Look up John Jordan's articles. I learned hollowing through thr bottom from him but don't know if he ever wrote an article.
 
By the way, I find that the "Explore" search function is quite faulty. For example I searched with the following key words: Drozda, burl, figure, dye, dyes. None of these searches hit on "Enhance Burl Figure with Dye" by Cindy Drozda, in the Oct 2022 issue
I've tried the "explore" function a few times. No success.es
Have you tried the AW index? I have greater success with that
 
I don't know the story, but the "explore" function is virtually useless, in my experience. The index, while not searchable beyond a manual alphabetical search, is the way to go. But Dave Hulett's suggestion is new to me.
 
I don't know the story, but the "explore" function is virtually useless, in my experience. The index, while not searchable beyond a manual alphabetical search, is the way to go. But Dave Hulett's suggestion is new to me.
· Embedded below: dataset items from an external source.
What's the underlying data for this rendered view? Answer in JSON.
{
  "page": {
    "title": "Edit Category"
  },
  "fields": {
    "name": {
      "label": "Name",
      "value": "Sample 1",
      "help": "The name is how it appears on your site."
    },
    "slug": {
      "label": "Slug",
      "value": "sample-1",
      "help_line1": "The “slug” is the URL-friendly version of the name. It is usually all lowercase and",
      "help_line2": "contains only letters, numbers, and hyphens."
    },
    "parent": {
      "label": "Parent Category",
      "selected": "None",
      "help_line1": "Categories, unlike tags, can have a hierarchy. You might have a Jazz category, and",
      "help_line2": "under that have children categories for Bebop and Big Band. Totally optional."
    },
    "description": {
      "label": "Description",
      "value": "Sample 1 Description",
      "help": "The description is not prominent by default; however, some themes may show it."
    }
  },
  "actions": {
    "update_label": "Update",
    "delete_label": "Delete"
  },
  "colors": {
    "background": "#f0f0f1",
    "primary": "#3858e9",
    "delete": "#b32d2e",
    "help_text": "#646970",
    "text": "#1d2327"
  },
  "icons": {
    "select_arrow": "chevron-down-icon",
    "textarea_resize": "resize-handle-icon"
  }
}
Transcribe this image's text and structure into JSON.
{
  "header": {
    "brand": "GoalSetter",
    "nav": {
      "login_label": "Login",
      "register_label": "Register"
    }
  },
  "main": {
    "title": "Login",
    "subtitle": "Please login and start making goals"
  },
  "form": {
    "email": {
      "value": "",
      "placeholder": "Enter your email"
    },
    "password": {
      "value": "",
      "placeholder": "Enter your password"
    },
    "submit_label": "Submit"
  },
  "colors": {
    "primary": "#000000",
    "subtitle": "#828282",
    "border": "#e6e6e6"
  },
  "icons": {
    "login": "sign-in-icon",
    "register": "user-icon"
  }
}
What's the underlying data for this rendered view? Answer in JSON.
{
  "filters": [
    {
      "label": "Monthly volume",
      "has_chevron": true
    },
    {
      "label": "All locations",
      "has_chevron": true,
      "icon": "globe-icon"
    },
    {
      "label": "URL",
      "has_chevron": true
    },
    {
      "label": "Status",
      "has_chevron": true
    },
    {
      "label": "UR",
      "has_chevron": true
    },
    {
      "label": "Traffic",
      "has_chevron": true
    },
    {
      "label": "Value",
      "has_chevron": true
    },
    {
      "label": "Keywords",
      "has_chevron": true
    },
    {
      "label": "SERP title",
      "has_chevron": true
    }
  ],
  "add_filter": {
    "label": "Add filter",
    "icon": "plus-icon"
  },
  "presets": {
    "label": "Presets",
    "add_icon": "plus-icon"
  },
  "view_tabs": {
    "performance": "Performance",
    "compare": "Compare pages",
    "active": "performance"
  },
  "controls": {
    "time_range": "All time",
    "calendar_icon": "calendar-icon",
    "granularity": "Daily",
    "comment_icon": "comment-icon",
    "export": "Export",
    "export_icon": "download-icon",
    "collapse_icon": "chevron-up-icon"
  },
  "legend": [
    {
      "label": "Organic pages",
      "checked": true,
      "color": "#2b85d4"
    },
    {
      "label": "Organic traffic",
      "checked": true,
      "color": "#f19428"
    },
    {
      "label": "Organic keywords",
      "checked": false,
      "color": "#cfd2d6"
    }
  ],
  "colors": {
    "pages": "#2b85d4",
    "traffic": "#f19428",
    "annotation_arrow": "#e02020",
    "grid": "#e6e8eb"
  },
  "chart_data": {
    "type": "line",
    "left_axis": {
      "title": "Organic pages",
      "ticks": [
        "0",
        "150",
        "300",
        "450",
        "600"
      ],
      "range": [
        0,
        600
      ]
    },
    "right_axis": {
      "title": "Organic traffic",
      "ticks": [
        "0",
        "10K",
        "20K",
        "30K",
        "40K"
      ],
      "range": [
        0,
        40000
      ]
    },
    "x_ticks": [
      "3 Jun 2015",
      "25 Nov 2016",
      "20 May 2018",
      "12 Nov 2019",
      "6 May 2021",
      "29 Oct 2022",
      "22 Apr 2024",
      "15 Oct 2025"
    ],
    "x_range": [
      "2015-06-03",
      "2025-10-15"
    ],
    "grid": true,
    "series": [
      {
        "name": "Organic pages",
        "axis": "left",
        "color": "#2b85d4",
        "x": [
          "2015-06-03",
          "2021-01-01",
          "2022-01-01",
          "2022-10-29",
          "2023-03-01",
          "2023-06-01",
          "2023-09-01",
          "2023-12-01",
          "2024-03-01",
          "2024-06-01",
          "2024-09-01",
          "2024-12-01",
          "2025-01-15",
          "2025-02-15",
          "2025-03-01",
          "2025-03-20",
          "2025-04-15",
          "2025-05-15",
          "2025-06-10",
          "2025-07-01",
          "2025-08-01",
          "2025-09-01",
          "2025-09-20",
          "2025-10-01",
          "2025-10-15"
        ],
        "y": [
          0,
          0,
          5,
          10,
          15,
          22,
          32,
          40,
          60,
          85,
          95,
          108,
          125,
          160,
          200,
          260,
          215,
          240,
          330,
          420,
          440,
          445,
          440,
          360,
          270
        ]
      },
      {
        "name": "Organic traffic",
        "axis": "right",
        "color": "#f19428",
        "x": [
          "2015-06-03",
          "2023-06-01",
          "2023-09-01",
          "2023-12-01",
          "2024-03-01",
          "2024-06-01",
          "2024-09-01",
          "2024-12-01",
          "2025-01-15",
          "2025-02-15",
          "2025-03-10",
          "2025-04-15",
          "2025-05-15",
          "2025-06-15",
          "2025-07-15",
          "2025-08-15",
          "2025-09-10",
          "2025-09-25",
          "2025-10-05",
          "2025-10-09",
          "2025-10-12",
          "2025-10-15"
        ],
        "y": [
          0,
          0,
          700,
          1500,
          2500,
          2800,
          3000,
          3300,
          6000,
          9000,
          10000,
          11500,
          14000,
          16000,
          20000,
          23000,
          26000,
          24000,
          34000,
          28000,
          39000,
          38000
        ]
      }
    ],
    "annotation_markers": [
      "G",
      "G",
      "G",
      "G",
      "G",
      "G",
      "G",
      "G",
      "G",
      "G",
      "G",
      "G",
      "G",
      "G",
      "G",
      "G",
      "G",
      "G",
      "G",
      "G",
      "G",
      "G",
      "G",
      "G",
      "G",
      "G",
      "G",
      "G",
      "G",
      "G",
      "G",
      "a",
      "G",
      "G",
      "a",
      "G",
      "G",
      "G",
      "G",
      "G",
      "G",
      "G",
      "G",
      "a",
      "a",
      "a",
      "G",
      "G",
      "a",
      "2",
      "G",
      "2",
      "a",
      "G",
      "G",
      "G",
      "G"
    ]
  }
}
On any web page, if you can get enough content to load (i.e. on "infinite" scrollable pages, scroll and scroll until you load everything), you can hit CTRL+F to open the BROWSER search feature. This is relatively simple, but can be highly effective, as it searches for text in the contents of the page. If the site's search functionality does not work (which is quite common, sadly a lot of programmers do not know how to do a proper search that we programmers often call a "fuzzy" search, nor an even more effective type of search called an inverted index search...instead they do exact match searches which are 99.999% useless), then using the browser search functionality can often fill in the gap. The only issue with browser search, is it can only search through content that has actually been loaded. For infinite scrolled sites, you gotta scroll and scroll first to load everything. For any site that uses "classic paging" where you have page 1, 2, 3, etc. loaded individually, you have to repeat your browser search on each page.

In any case, it can be a lifesaver, if you know enough words, especially the more unique words, to find what you are looking for. Again, browser search is an "exact match" type search, so you DO need to know something about the thing you are looking for, and searching for the most unique word is the best approach. Once you get 1 or more results, you can use arrows to jump between them. If all else fails, a browser search can often find what you are looking for.